Of course, the bubble has since burst and, as a result, there are few successes for the private equity folks.
But now KKR is sensing opportunity. According to a report from the Wall Street Journal [a paid publication], it looks like the firm is in the late stages of filing the necessary legal documents to take Dollar General public.
All in all, the deal should be well-received. Dollar General is the largest discount retailer in the U.S. with its impressive 8,462 store count. In the most recent quarterly report, the company posted a 15.7% increase in sales to $2.78 billion, with same-store sales up 13.3%. Operating profits doubled to $224.9 million. Expecting more growth, Dollar General has plans to add 450 new stores.
No doubt, KKR needs to show some success. The firm's portfolio has shrunk considerably and it is still difficult to pull off new deals because of the continued credit crunch. Besides, KKR still plans to take itself public.
Interestingly enough, in the Dollar General transaction, KKR will be a lead underwriter. This is unusual for private equity firms, but for KKR it's a way to transform its model to find new ways to generate new sources of income, which is certainly much-needed right now.
Tom Taulli is the author of various books, including The Complete M&A Handbook and the cofounder of Phitch, which provides inventory management software for small and medium size businesses.











Reader Comments (Page 1 of 1)
7-30-2009 @ 1:22PM
JBS5022 said...
Dollar General should be able to post a margin of profit seeing how they will not pay anything worthwhile to their employees and anybody should post a margin of profit...whenever your getting your work force for practically free labor. They hire with an intent to barely allow their employee's anything but a few meager hours a week. No over time, no profit sharing, the only opportunity an employee has is to become a manager, or assistant manager..or what they call third key. These make about 7.00 to 9.50 and hour. Depending on what management scale you fit in. All other employee's are paid less than that, with a maximum work schedule of less than thirty hours per shift. Don't patronize Dollar General's efforts until you tell the whole story.
7-29-2009 @ 5:03PM
UltimoDragon said...
It should be noted that Dollar General was a publicly traded before KKR bought them.

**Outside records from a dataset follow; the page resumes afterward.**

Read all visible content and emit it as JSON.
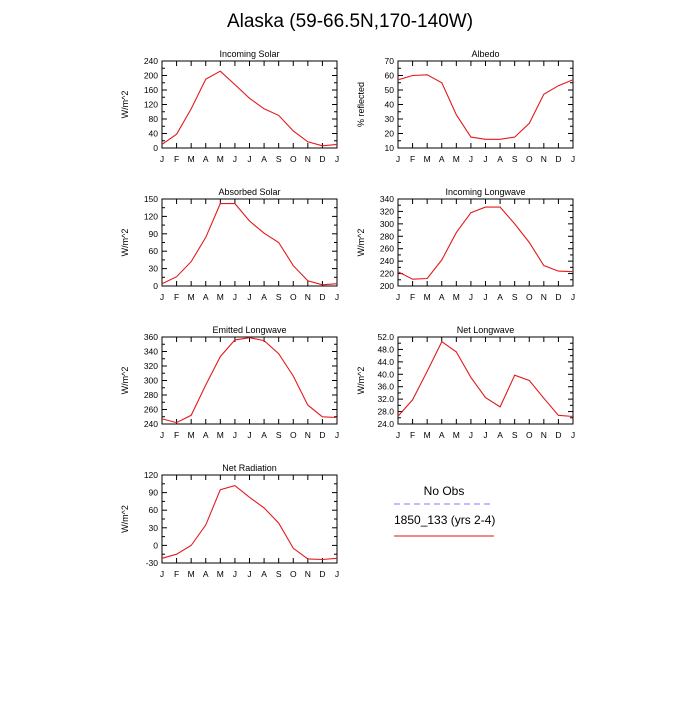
{
  "figure": {
    "title": "Alaska (59-66.5N,170-140W)"
  },
  "legend": {
    "entries": [
      {
        "label": "No Obs",
        "color": "#7b7bff",
        "style": "dashed"
      },
      {
        "label": "1850_133 (yrs 2-4)",
        "color": "#e31a1c",
        "style": "solid"
      }
    ]
  },
  "chart_data": [
    {
      "type": "line",
      "title": "Incoming Solar",
      "ylabel": "W/m^2",
      "ylim": [
        0,
        240
      ],
      "yticks": [
        "0",
        "40",
        "80",
        "120",
        "160",
        "200",
        "240"
      ],
      "categories": [
        "J",
        "F",
        "M",
        "A",
        "M",
        "J",
        "J",
        "A",
        "S",
        "O",
        "N",
        "D",
        "J"
      ],
      "series": [
        {
          "name": "1850_133 (yrs 2-4)",
          "color": "#e31a1c",
          "values": [
            10,
            38,
            108,
            190,
            212,
            175,
            137,
            108,
            90,
            47,
            17,
            6,
            10
          ]
        }
      ]
    },
    {
      "type": "line",
      "title": "Albedo",
      "ylabel": "% reflected",
      "ylim": [
        10,
        70
      ],
      "yticks": [
        "10",
        "20",
        "30",
        "40",
        "50",
        "60",
        "70"
      ],
      "categories": [
        "J",
        "F",
        "M",
        "A",
        "M",
        "J",
        "J",
        "A",
        "S",
        "O",
        "N",
        "D",
        "J"
      ],
      "series": [
        {
          "name": "1850_133 (yrs 2-4)",
          "color": "#e31a1c",
          "values": [
            57,
            60,
            60.5,
            55,
            33,
            17.5,
            16,
            16,
            17.5,
            27,
            47,
            53,
            57
          ]
        }
      ]
    },
    {
      "type": "line",
      "title": "Absorbed Solar",
      "ylabel": "W/m^2",
      "ylim": [
        0,
        150
      ],
      "yticks": [
        "0",
        "30",
        "60",
        "90",
        "120",
        "150"
      ],
      "categories": [
        "J",
        "F",
        "M",
        "A",
        "M",
        "J",
        "J",
        "A",
        "S",
        "O",
        "N",
        "D",
        "J"
      ],
      "series": [
        {
          "name": "1850_133 (yrs 2-4)",
          "color": "#e31a1c",
          "values": [
            4,
            16,
            42,
            84,
            142,
            142,
            112,
            91,
            75,
            35,
            9,
            2,
            4
          ]
        }
      ]
    },
    {
      "type": "line",
      "title": "Incoming Longwave",
      "ylabel": "W/m^2",
      "ylim": [
        200,
        340
      ],
      "yticks": [
        "200",
        "220",
        "240",
        "260",
        "280",
        "300",
        "320",
        "340"
      ],
      "categories": [
        "J",
        "F",
        "M",
        "A",
        "M",
        "J",
        "J",
        "A",
        "S",
        "O",
        "N",
        "D",
        "J"
      ],
      "series": [
        {
          "name": "1850_133 (yrs 2-4)",
          "color": "#e31a1c",
          "values": [
            223,
            211,
            212,
            242,
            286,
            318,
            327,
            327,
            300,
            270,
            233,
            224,
            223
          ]
        }
      ]
    },
    {
      "type": "line",
      "title": "Emitted Longwave",
      "ylabel": "W/m^2",
      "ylim": [
        240,
        360
      ],
      "yticks": [
        "240",
        "260",
        "280",
        "300",
        "320",
        "340",
        "360"
      ],
      "categories": [
        "J",
        "F",
        "M",
        "A",
        "M",
        "J",
        "J",
        "A",
        "S",
        "O",
        "N",
        "D",
        "J"
      ],
      "series": [
        {
          "name": "1850_133 (yrs 2-4)",
          "color": "#e31a1c",
          "values": [
            247,
            242,
            252,
            294,
            333,
            356,
            359,
            355,
            337,
            306,
            266,
            250,
            249
          ]
        }
      ]
    },
    {
      "type": "line",
      "title": "Net Longwave",
      "ylabel": "W/m^2",
      "ylim": [
        24,
        52
      ],
      "yticks": [
        "24.0",
        "28.0",
        "32.0",
        "36.0",
        "40.0",
        "44.0",
        "48.0",
        "52.0"
      ],
      "categories": [
        "J",
        "F",
        "M",
        "A",
        "M",
        "J",
        "J",
        "A",
        "S",
        "O",
        "N",
        "D",
        "J"
      ],
      "series": [
        {
          "name": "1850_133 (yrs 2-4)",
          "color": "#e31a1c",
          "values": [
            26.5,
            31.8,
            41,
            50.5,
            47.2,
            39,
            32.5,
            29.5,
            39.7,
            38,
            32.3,
            26.8,
            26.4
          ]
        }
      ]
    },
    {
      "type": "line",
      "title": "Net Radiation",
      "ylabel": "W/m^2",
      "ylim": [
        -30,
        120
      ],
      "yticks": [
        "-30",
        "0",
        "30",
        "60",
        "90",
        "120"
      ],
      "categories": [
        "J",
        "F",
        "M",
        "A",
        "M",
        "J",
        "J",
        "A",
        "S",
        "O",
        "N",
        "D",
        "J"
      ],
      "series": [
        {
          "name": "1850_133 (yrs 2-4)",
          "color": "#e31a1c",
          "values": [
            -22,
            -15,
            0,
            35,
            95,
            102,
            82,
            64,
            38,
            -5,
            -23,
            -24,
            -22
          ]
        }
      ]
    }
  ]
}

My senior year of high school, our history teacher conducted a side project where we all researched and 'bought' 100 mythical shares in one stock. At the end of two months, the student who made the most money won $20. A friend of mine chose Dollar General (working there part time) and won the contest.
7-29-2009 @ 5:30PM
Denise said...
Glad to hear some good news for a change. I hope Dollar General takes over the whole world, wink...
7-29-2009 @ 5:34PM
al coholic said...
There are a lot of new Dollar General stores here in upstate South Carolina and they are doing very well. It's the only place where Wal-Mart prices seem high by comparison.
I also like Fred's.
7-29-2009 @ 7:37PM
Lisa said...
I use to be a Manager for Dollar General and they don't pay anything and work there staff like slaves. I will never shop there again
7-29-2009 @ 9:38PM
Dean said...
Dollar General does good because they use slave labor.
7-29-2009 @ 10:09PM
dxxy4u said...
Well, You can kiss Dollar General good bye. It will go the way of Wal-Mart. What a shame. Now I'll have only Dollar General and Dollar Tree to shop at.